60 seconds in a minute,
60 minutes in an hour
And so 1 of the larger unit
is equal to 3600 of the smaller unit.
And so we can multiply by that,
And if we do that,
The 'hours' will cancel out.
And we'll get 280 divided by 3600
kilometers per second.
But I want to do all my math at once,
so let's also do the conversion from
kilometers to meters.
So once again,
we have kilometers in the numerator,
so we want kilometers in the denominator now.
So it cancels out.
And we want meters in the numerator.
And what's the smaller unit?
It's meters, and we have 1,000 meters
for every 1 kilometer.
And when you multiply this out,
the kilometers are going to cancel out,
and you're going to be left with
280 times 1,000 all over 3600,
And the units we have left are:
meters per second.
So let's get my trusty TI-85 out
and actually calculate this.
So we have 280 * 1,000,
which is obviously 280,000,
but let me just divide that by 3600.
And it gives me 77.7 repeating.
And it looks like I had 2 significant digits
in each of these original things,
I had 1.0 over here,
not 100% clear how many
significant digits I have over here.
Was the spec rounded
to the nearest 10 kilometers,
or was it exactly 280 km/h?
Just to be safe,
I'll assume that it's rounded
to the nearest 10 kilometers,
so we only have 2 significant digits here.

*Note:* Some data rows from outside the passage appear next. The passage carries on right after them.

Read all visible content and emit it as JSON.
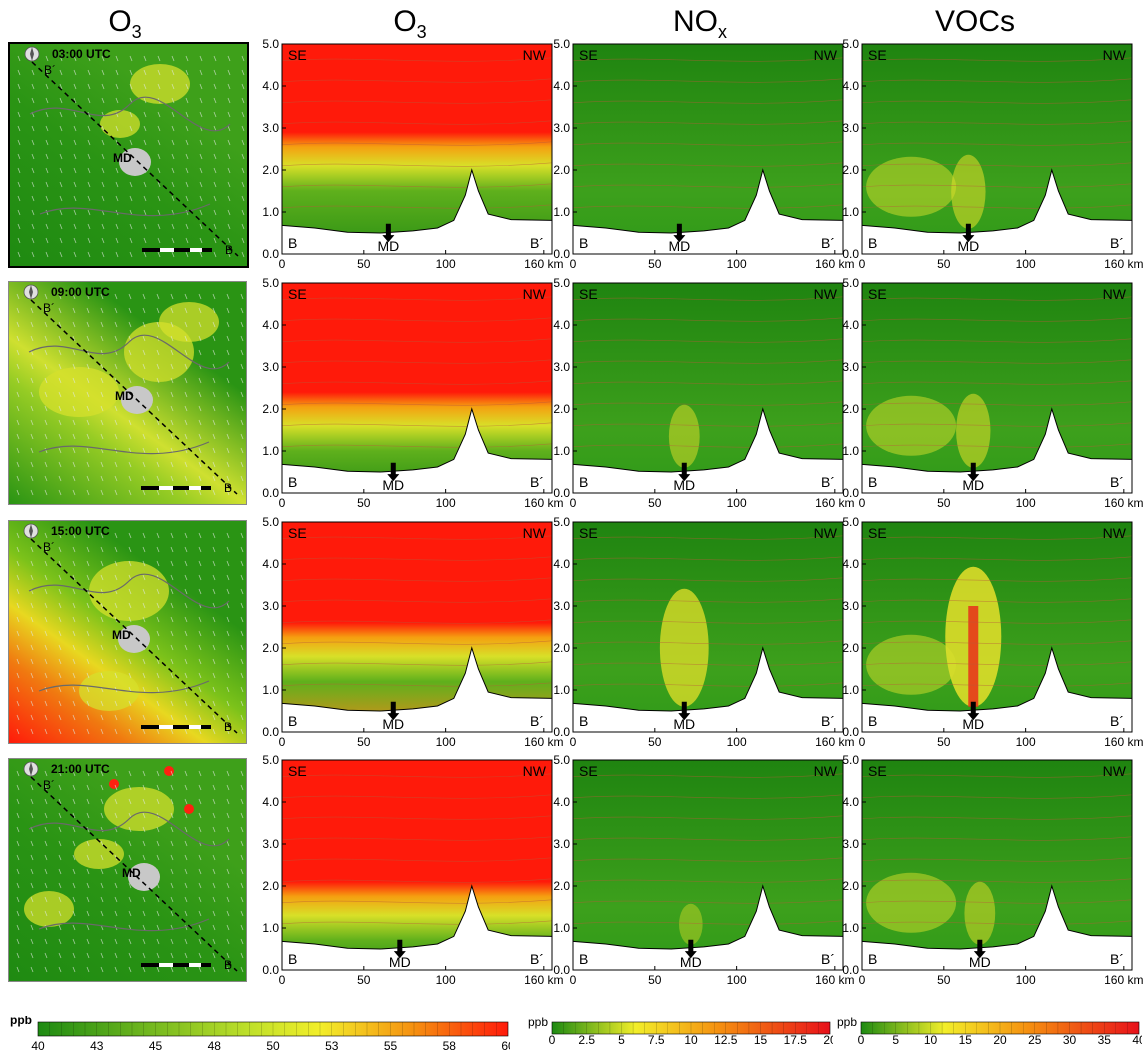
{
  "headers": {
    "map": {
      "base": "O",
      "sub": "3"
    },
    "o3": {
      "base": "O",
      "sub": "3"
    },
    "nox": {
      "base": "NO",
      "sub": "x"
    },
    "vocs": {
      "base": "VOCs",
      "sub": ""
    }
  },
  "rows": [
    {
      "time": "03:00 UTC",
      "city": "MD",
      "md_km": 65
    },
    {
      "time": "09:00 UTC",
      "city": "MD",
      "md_km": 68
    },
    {
      "time": "15:00 UTC",
      "city": "MD",
      "md_km": 68
    },
    {
      "time": "21:00 UTC",
      "city": "MD",
      "md_km": 72
    }
  ],
  "map_labels": {
    "end_a": "B",
    "end_b": "B´"
  },
  "section_labels": {
    "left": "SE",
    "right": "NW",
    "start": "B",
    "end": "B´",
    "marker": "MD"
  },
  "colors": {
    "low": "#1d8a12",
    "mid": "#f2ee2a",
    "high": "#ff1a0a",
    "terrain": "#ffffff",
    "city": "#c8c8c8"
  },
  "chart_data": {
    "type": "heatmap",
    "x_ticks": [
      "0",
      "50",
      "100",
      "160 km"
    ],
    "y_ticks": [
      "0.0",
      "1.0",
      "2.0",
      "3.0",
      "4.0",
      "5.0"
    ],
    "xlim": [
      0,
      165
    ],
    "ylim": [
      0,
      5
    ],
    "terrain_profile_km": [
      [
        0,
        0.68
      ],
      [
        20,
        0.62
      ],
      [
        40,
        0.52
      ],
      [
        60,
        0.5
      ],
      [
        80,
        0.55
      ],
      [
        95,
        0.62
      ],
      [
        105,
        0.8
      ],
      [
        112,
        1.4
      ],
      [
        116,
        2.0
      ],
      [
        120,
        1.5
      ],
      [
        126,
        0.95
      ],
      [
        140,
        0.82
      ],
      [
        165,
        0.8
      ]
    ],
    "colorbars": [
      {
        "unit": "ppb",
        "min": 40,
        "max": 60,
        "ticks": [
          "40",
          "43",
          "45",
          "48",
          "50",
          "53",
          "55",
          "58",
          "60"
        ]
      },
      {
        "unit": "ppb",
        "min": 0,
        "max": 20,
        "ticks": [
          "0",
          "2.5",
          "5",
          "7.5",
          "10",
          "12.5",
          "15",
          "17.5",
          "20"
        ]
      },
      {
        "unit": "ppb",
        "min": 0,
        "max": 40,
        "ticks": [
          "0",
          "5",
          "10",
          "15",
          "20",
          "25",
          "30",
          "35",
          "40"
        ]
      }
    ],
    "panels": {
      "o3": [
        {
          "layer_top_km": 2.9,
          "surface": "green"
        },
        {
          "layer_top_km": 2.4,
          "surface": "green"
        },
        {
          "layer_top_km": 2.6,
          "surface": "orange"
        },
        {
          "layer_top_km": 2.1,
          "surface": "green"
        }
      ],
      "nox": [
        {
          "plume": 0.0
        },
        {
          "plume": 0.3
        },
        {
          "plume": 0.8
        },
        {
          "plume": 0.1
        }
      ],
      "vocs": [
        {
          "plume": 0.4
        },
        {
          "plume": 0.4
        },
        {
          "plume": 1.0
        },
        {
          "plume": 0.3
        }
      ]
    }
  }
}
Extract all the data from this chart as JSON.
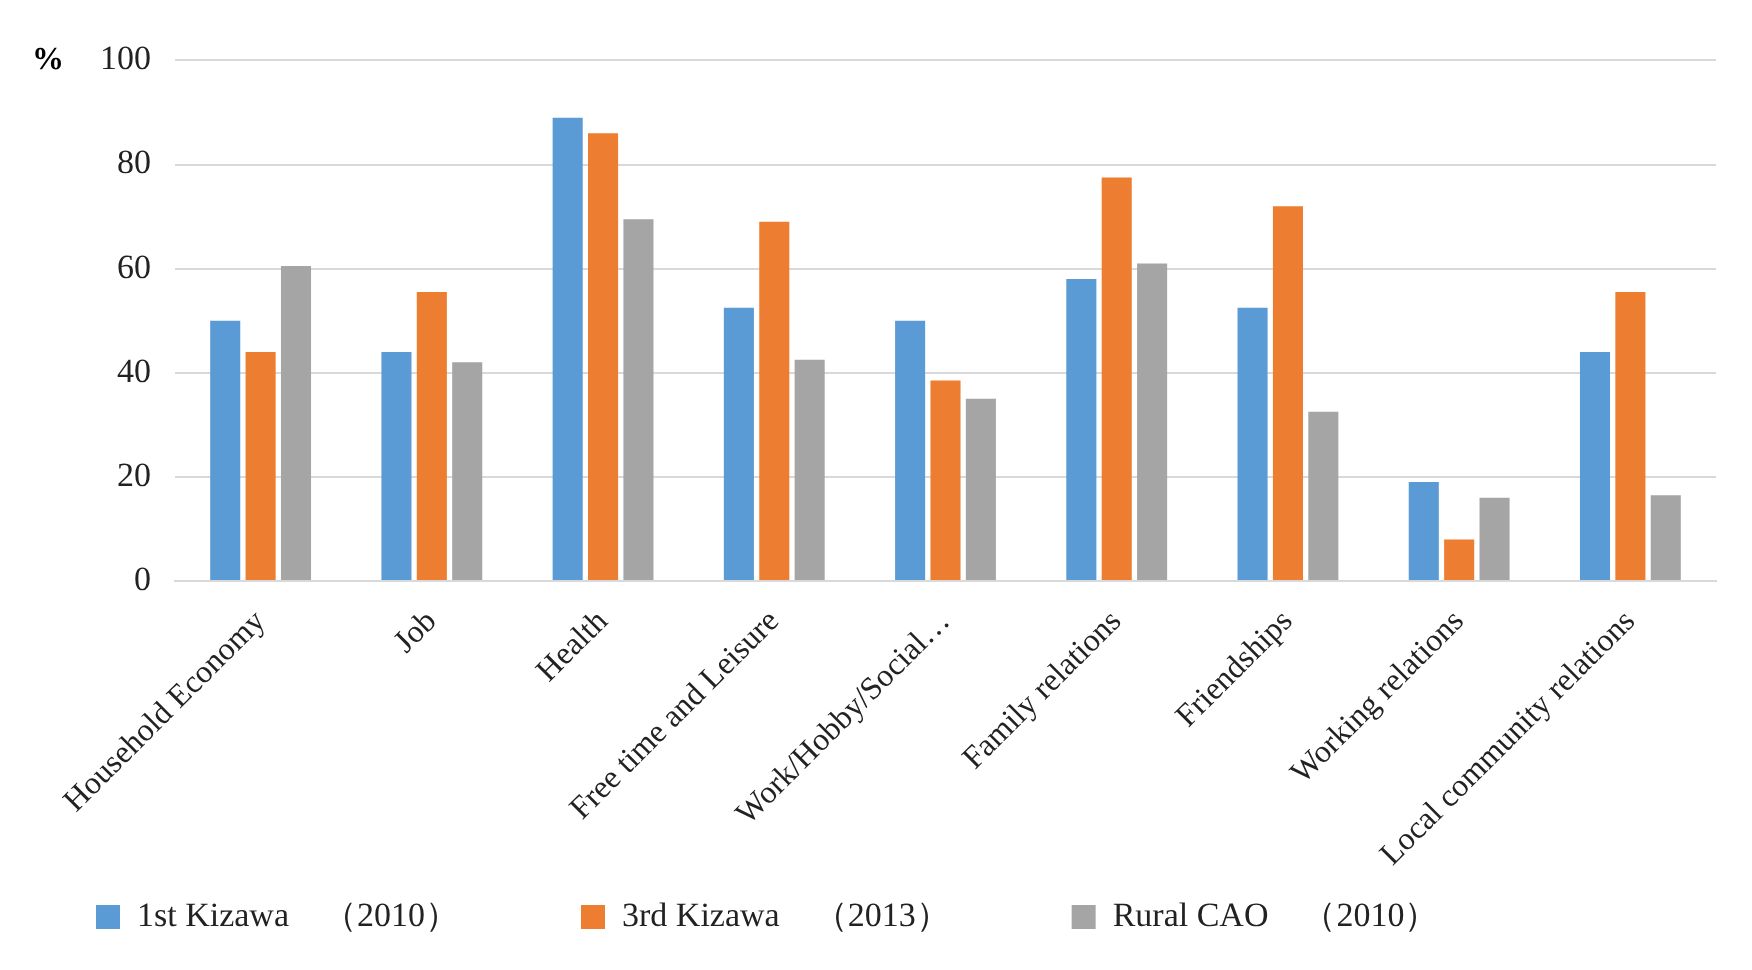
{
  "chart_data": {
    "type": "bar",
    "ylabel": "%",
    "categories": [
      "Household Economy",
      "Job",
      "Health",
      "Free time and Leisure",
      "Work/Hobby/Social…",
      "Family relations",
      "Friendships",
      "Working relations",
      "Local community relations"
    ],
    "series": [
      {
        "name": "1st Kizawa　（2010）",
        "color": "#5b9bd5",
        "values": [
          50,
          44,
          89,
          52.5,
          50,
          58,
          52.5,
          19,
          44
        ]
      },
      {
        "name": "3rd Kizawa　（2013）",
        "color": "#ed7d31",
        "values": [
          44,
          55.5,
          86,
          69,
          38.5,
          77.5,
          72,
          8,
          55.5
        ]
      },
      {
        "name": "Rural CAO　（2010）",
        "color": "#a5a5a5",
        "values": [
          60.5,
          42,
          69.5,
          42.5,
          35,
          61,
          32.5,
          16,
          16.5
        ]
      }
    ],
    "ylim": [
      0,
      100
    ],
    "yticks": [
      0,
      20,
      40,
      60,
      80,
      100
    ],
    "grid": "y",
    "legend": "bottom"
  }
}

So we should only have 2 significant digits
in our answer,
so we're gonna round this to 78 m/s.
So this is going to be 78 m/s,
which is pretty fast!
For this thing to take off,
every second that goes by,
it has to travel 78 meters,
roughly 3/4 the length of a football field
in every second.
But that's not what we're trying to answer,
we're trying to say how long
will take-off last?
Well we could just do this in our head,
if you think about it.
The acceleration is 1 m/s per second,
which tells us:
after every second,
it's going 1 m/s faster.
So, if you start at a velocity of 0,
and then after 1 second,
it will be going 1 m/s.
After 2 seconds,
it will be going 2 m/s.
After 3 seconds,
it will be going 3 m/s.
So how long will it get to 78 m/s?
Well, it will take 78 seconds.
It'll take 78 seconds, or roughly
a minute and 18 seconds.
And just to verify this
with our definition of acceleration,
so to speak,
just remember acceleration,
which is a vector quantity,
and all the directions
we're talking about now
are in the direction of
this direction of the runway.
The acceleration is equal to
change in velocity over change in time.
And we're trying to solve for:
how much time does it take,
or the change in time.
So let's do that.
So let's multiply both sides by
change in time.
You get Δt * acceleration
is equal to
change in velocity.
And to solve for change in time,
divide both sides by the acceleration,
you get change in time.
I could go down here,
but I just want to use all this
real-estate I have over here.
I have change in time
is equal to
change in velocity
divided by acceleration.
And in this situation,
what is our change in velocity?
Well, we're starting off with the velocity,
or we're assuming we're starting off
with the velocity of 0 m/s,
and we're getting up to 78 m/s,
so our change in velocity is
the 78 m/s.
So this is equal,
in our situation.
78 m/s is our change in velocity.
I'm taking the final velocity,
and subtracting from that
the initial velocity,
which is 0 m/s,
and you just get this
divided by the acceleration,
divided by 1 m/s per second,
or 1 m/s^2.
So the numbers part is pretty easy.
You have 78 divided by 1,
which is just 78,
and then the units, you have:
meters per second,
and then if you divide by m/s^2,
that's the same thing as multiplying by
seconds squared per meter.
Dividing by something is the same thing
as multiplying by its reciprocal,
and you can do the same thing with units.
And then we see
the meters cancel out,
and then sec^2 divided by seconds
you're just left with seconds.
So once again, we get 78 seconds.
A little over a minute for this thing to take off.